One of Mancini's twin daughters, Monica Mancini, is a professional singer; her sister Felice runs The Mr. Holland's Opus Foundation (MHOF). His son Christopher is a music publisher and promoter in Los Angeles.
Legacy[edit]
Henry Mancini created a scholarship at UCLA and some of his library and works are archived in the music library at UCLA, with additional materials preserved at the Library of Congress.
In 1996, the Henry Mancini Institute, an academy for young music professionals, was founded by Jack Elliott in Mancini's honor, and was later under the direction of composer-conductor Patrick Williams. By the mid-2000s, however, the institute could not sustain itself and closed its doors on December 30, 2006.[27] The American Society of Composers, Authors and Publishers (ASCAP) Foundation "Henry Mancini Music Scholarship" has been awarded annually since 2001.
In 2005, the Henry Mancini Arts Academy was opened as a division of the Lincoln Park Performing Arts Center. The center is located in Midland, Pennsylvania, minutes away from Mancini's hometown of Aliquippa.

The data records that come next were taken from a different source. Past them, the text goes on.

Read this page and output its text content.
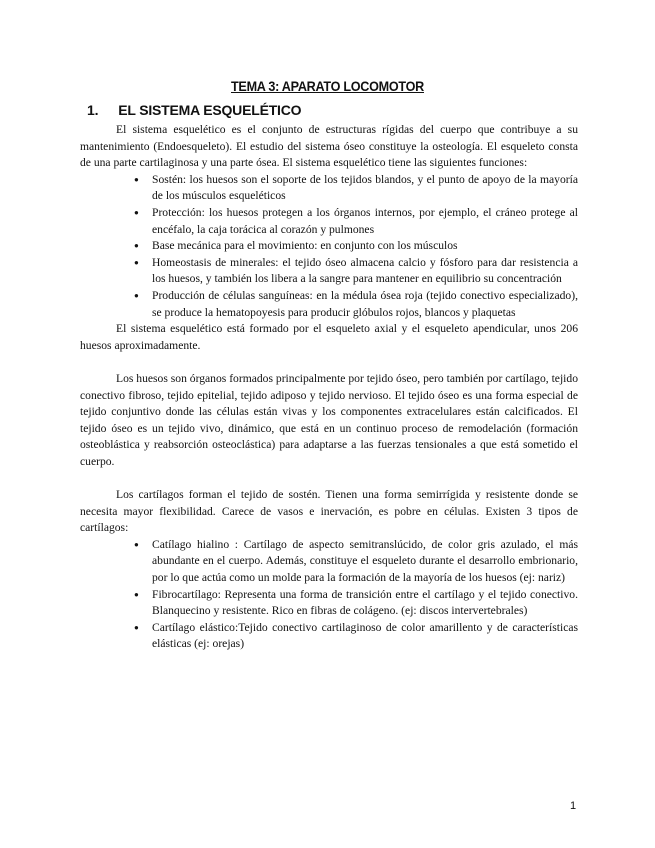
TEMA 3: APARATO LOCOMOTOR
1. EL SISTEMA ESQUELÉTICO

El sistema esquelético es el conjunto de estructuras rígidas del cuerpo que contribuye a su mantenimiento (Endoesqueleto). El estudio del sistema óseo constituye la osteología. El esqueleto consta de una parte cartilaginosa y una parte ósea. El sistema esquelético tiene las siguientes funciones:

● Sostén: los huesos son el soporte de los tejidos blandos, y el punto de apoyo de la mayoría de los músculos esqueléticos
● Protección: los huesos protegen a los órganos internos, por ejemplo, el cráneo protege al encéfalo, la caja torácica al corazón y pulmones
● Base mecánica para el movimiento: en conjunto con los músculos
● Homeostasis de minerales: el tejido óseo almacena calcio y fósforo para dar resistencia a los huesos, y también los libera a la sangre para mantener en equilibrio su concentración
● Producción de células sanguíneas: en la médula ósea roja (tejido conectivo especializado), se produce la hematopoyesis para producir glóbulos rojos, blancos y plaquetas

El sistema esquelético está formado por el esqueleto axial y el esqueleto apendicular, unos 206 huesos aproximadamente.

Los huesos son órganos formados principalmente por tejido óseo, pero también por cartílago, tejido conectivo fibroso, tejido epitelial, tejido adiposo y tejido nervioso. El tejido óseo es una forma especial de tejido conjuntivo donde las células están vivas y los componentes extracelulares están calcificados. El tejido óseo es un tejido vivo, dinámico, que está en un continuo proceso de remodelación (formación osteoblástica y reabsorción osteoclástica) para adaptarse a las fuerzas tensionales a que está sometido el cuerpo.

Los cartílagos forman el tejido de sostén. Tienen una forma semirrígida y resistente donde se necesita mayor flexibilidad. Carece de vasos e inervación, es pobre en células. Existen 3 tipos de cartílagos:

● Catílago hialino : Cartílago de aspecto semitranslúcido, de color gris azulado, el más abundante en el cuerpo. Además, constituye el esqueleto durante el desarrollo embrionario, por lo que actúa como un molde para la formación de la mayoría de los huesos (ej: nariz)
● Fibrocartílago: Representa una forma de transición entre el cartílago y el tejido conectivo. Blanquecino y resistente. Rico en fibras de colágeno. (ej: discos intervertebrales)
● Cartílago elástico:Tejido conectivo cartilaginoso de color amarillento y de características elásticas (ej: orejas)
1
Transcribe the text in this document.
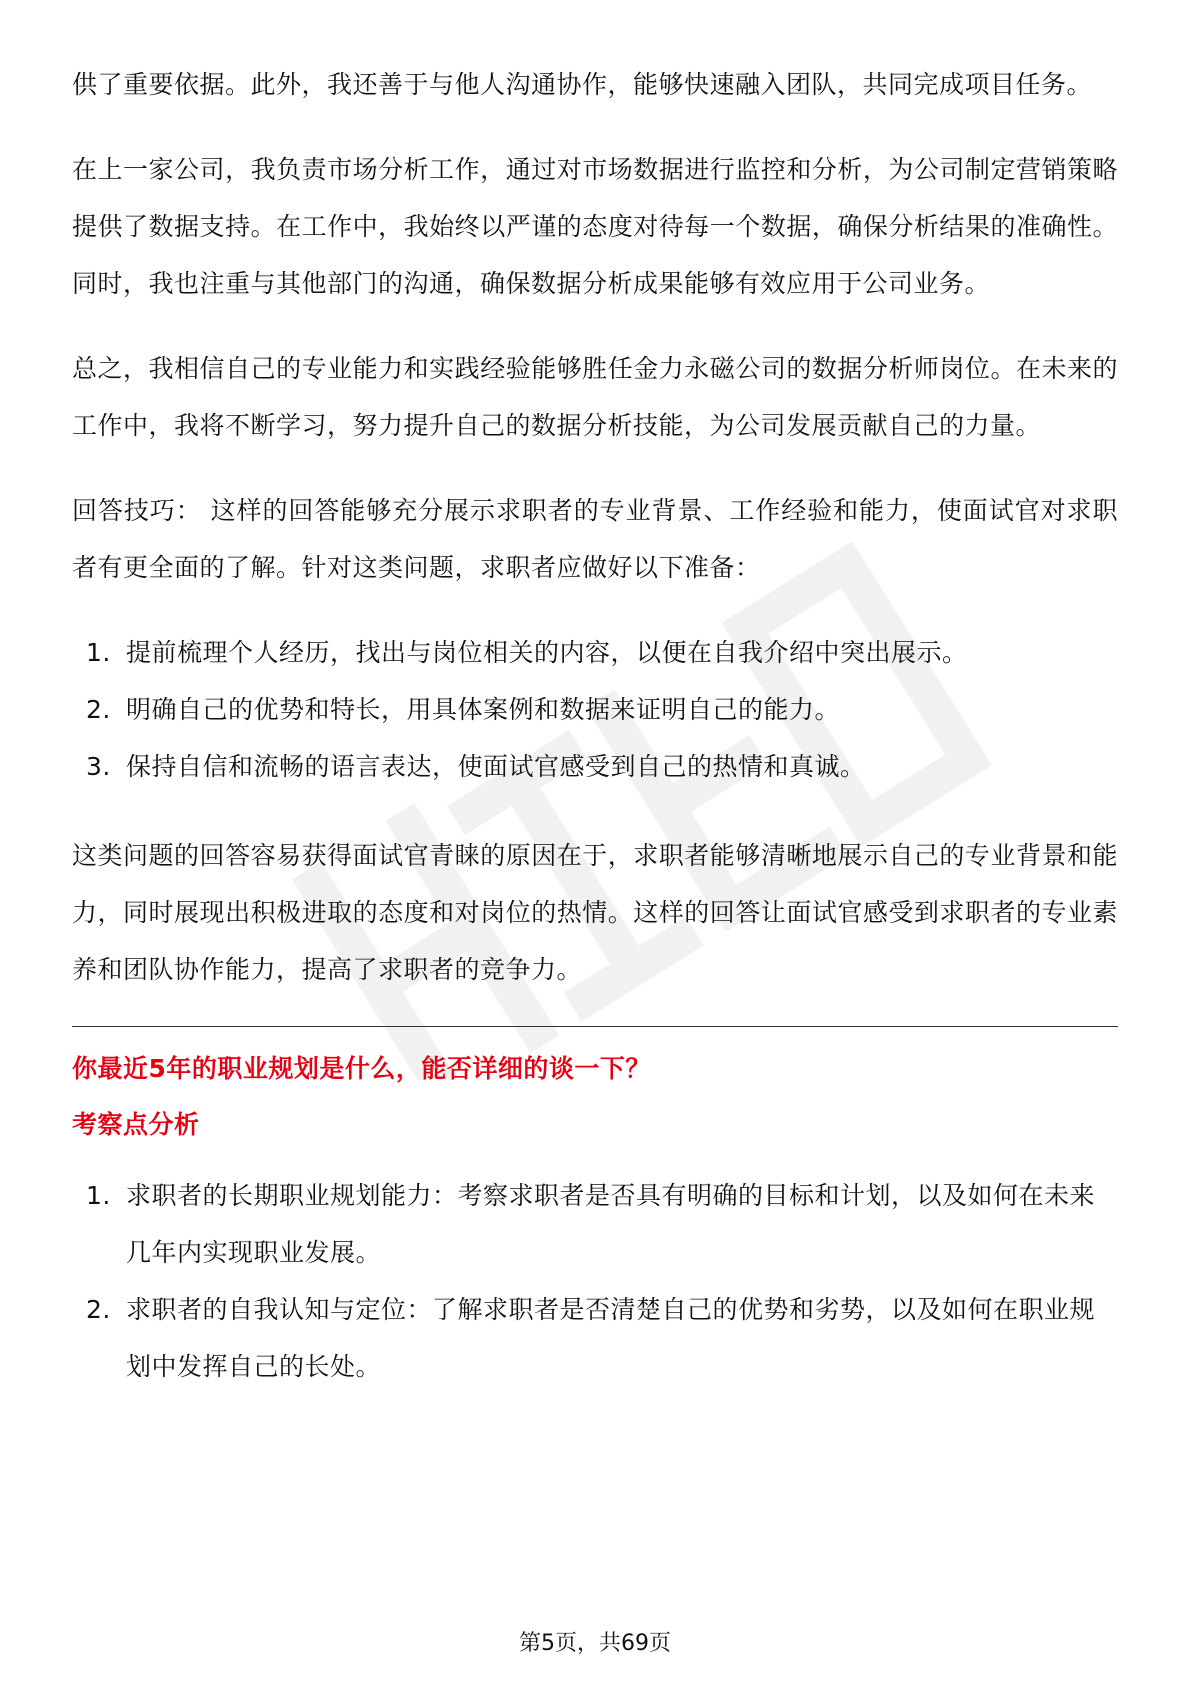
供了重要依据。此外，我还善于与他人沟通协作，能够快速融入团队，共同完成项目任务。

在上一家公司，我负责市场分析工作，通过对市场数据进行监控和分析，为公司制定营销策略提供了数据支持。在工作中，我始终以严谨的态度对待每一个数据，确保分析结果的准确性。同时，我也注重与其他部门的沟通，确保数据分析成果能够有效应用于公司业务。

总之，我相信自己的专业能力和实践经验能够胜任金力永磁公司的数据分析师岗位。在未来的工作中，我将不断学习，努力提升自己的数据分析技能，为公司发展贡献自己的力量。

回答技巧： 这样的回答能够充分展示求职者的专业背景、工作经验和能力，使面试官对求职者有更全面的了解。针对这类问题，求职者应做好以下准备：

1. 提前梳理个人经历，找出与岗位相关的内容，以便在自我介绍中突出展示。
2. 明确自己的优势和特长，用具体案例和数据来证明自己的能力。
3. 保持自信和流畅的语言表达，使面试官感受到自己的热情和真诚。

这类问题的回答容易获得面试官青睐的原因在于，求职者能够清晰地展示自己的专业背景和能力，同时展现出积极进取的态度和对岗位的热情。这样的回答让面试官感受到求职者的专业素养和团队协作能力，提高了求职者的竞争力。

你最近5年的职业规划是什么，能否详细的谈一下？

考察点分析

1. 求职者的长期职业规划能力：考察求职者是否具有明确的目标和计划，以及如何在未来几年内实现职业发展。
2. 求职者的自我认知与定位：了解求职者是否清楚自己的优势和劣势，以及如何在职业规划中发挥自己的长处。
第5页，共69页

The Henry Mancini Arts Academy is an evening-and-weekend performing arts program for children from pre-K to grade 12, with some classes also available for adults. The program includes dance, voice, musical theater, and instrumental lessons.
The American Film Institute ranked Mancini's songs "Moon River" No. 4 and "Days of Wine and Roses" No. 39 on their 100 Years...100 Songs list, and his score for The Pink Panther No. 20 on their list of the greatest film scores. His scores for Breakfast at Tiffany's (1961), Charade (1963), Hatari! (1962), Touch of Evil (1958) and Wait Until Dark (1967) were also nominated for the list.